There are way more practical tips in this book on how to get better sleep. In particular, setting a bedroom temperature lower is counter-intuitive:
 The need to dump heat from our extremities is also the reason that you may occasionally stick your hands and feet out from underneath the bedcovers at night due to your core becoming too hot, usually without your knowing. Should you have children, you’ve probably seen the same phenomenon when you check in on them late at night: arms and legs dangling out of the bed in amusing (and endearing) ways, so different from the neatly positioned limbs you placed beneath the sheets upon first tucking them into bed. The limb rebellion aids in keeping the body core cool, allowing it to fall and stay asleep. (Pg. 276)
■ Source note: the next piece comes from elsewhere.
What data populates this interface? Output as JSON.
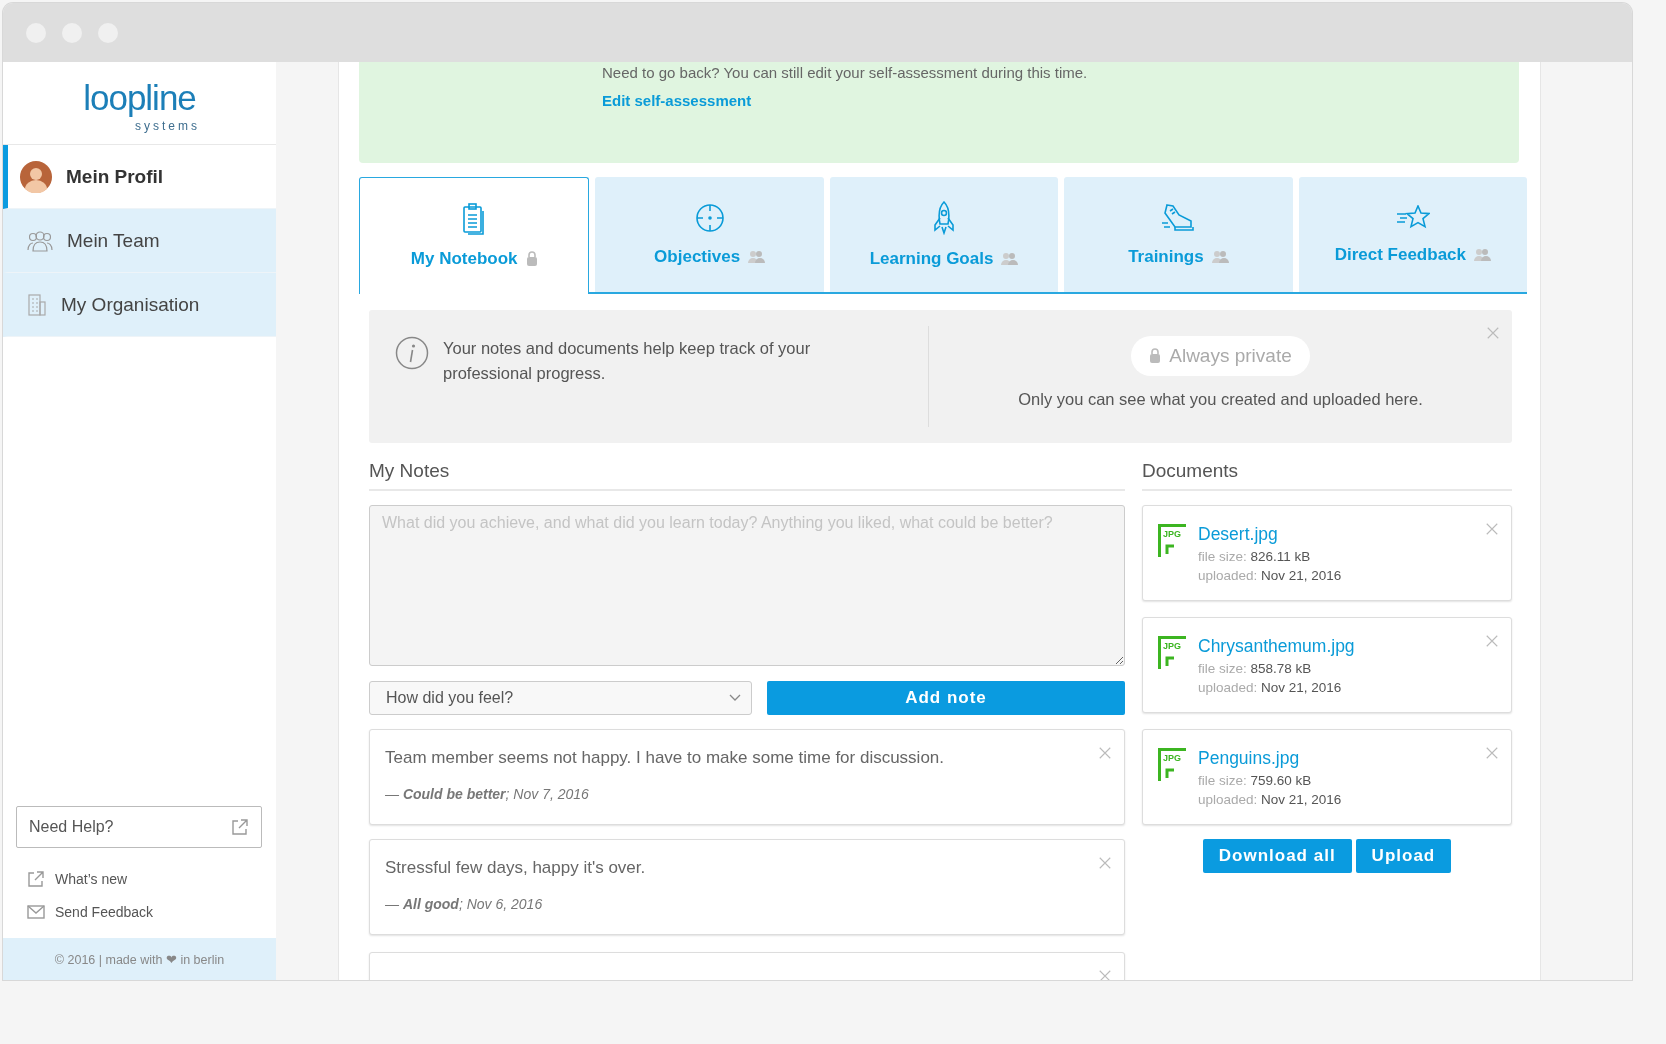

Yup. Please show this to your Asian mom who keeps tucking you back into your blanket after you've fallen asleep. While you're at it, you might want to get her to lower the nightime thermostat:
A bedroom temperature of around 65 degrees Fahrenheit (18.3°C) is ideal for the sleep of most people, assuming standard bedding and clothing. This surprises many, as it sounds just a little too cold for comfort... (Pg. 277)
Another tip is to take a hot bath just before bed. I've had doctors advise me to take a hot shower before bed before, to wash away pollen and other allergens so I don't introduce them into bed. But the reason for how the hot bath works is counter-intuitive:
A luxury for many is to draw a hot bath in the evening and soak the body before bedtime. We feel it helps us fall asleep more quickly, which it can, but for the opposite reason most people imagine. You do not fall asleep faster because you are toasty and warm to the core. Instead, the hot bath invites blood to the surface of your skin, giving you that flushed appearance. When you get out of the bath, those dilated blood vessels on the surface quickly help radiate out inner heat, and your core body temperature plummets. Consequently, you fall asleep more quickly because your core is colder. Hot baths prior to bed can also induce 10 to 15 percent more deep NREM sleep in healthy adults. (Pg. 279)
This is amazing stuff. Prof Walker also debunks several past theories about why sleep evolved biologically:
 Sleep, it turns out, is an intensely metabolically active state for brain and body alike. For this reason, theories proposing that we sleep to conserve large amounts of energy are no longer entertained. The paltry caloric savings are insufficient to outweigh the survival dangers and disadvantages associated with falling asleep. (Pg. 175)
We also now know that sleep-deprivation is its own form of Dunning-Kruger: Sleep deprived individuals perform worse, but don't know that they perform worse, so don't know that they're sleep deprived, which encourages them to think that they don't need to sleep more!
With chronic sleep restriction over months or years, an individual will actually acclimate to their impaired performance, lower alertness, and reduced energy levels. That low-level exhaustion becomes their accepted norm, or baseline. Individuals fail to recognize how their perennial state of sleep deficiency has come to compromise their mental aptitude and physical vitality, including the slow accumulation of ill health. (Pg. 137)
All in all, this is an amazingly good book, and well worth your time. Highly recommended!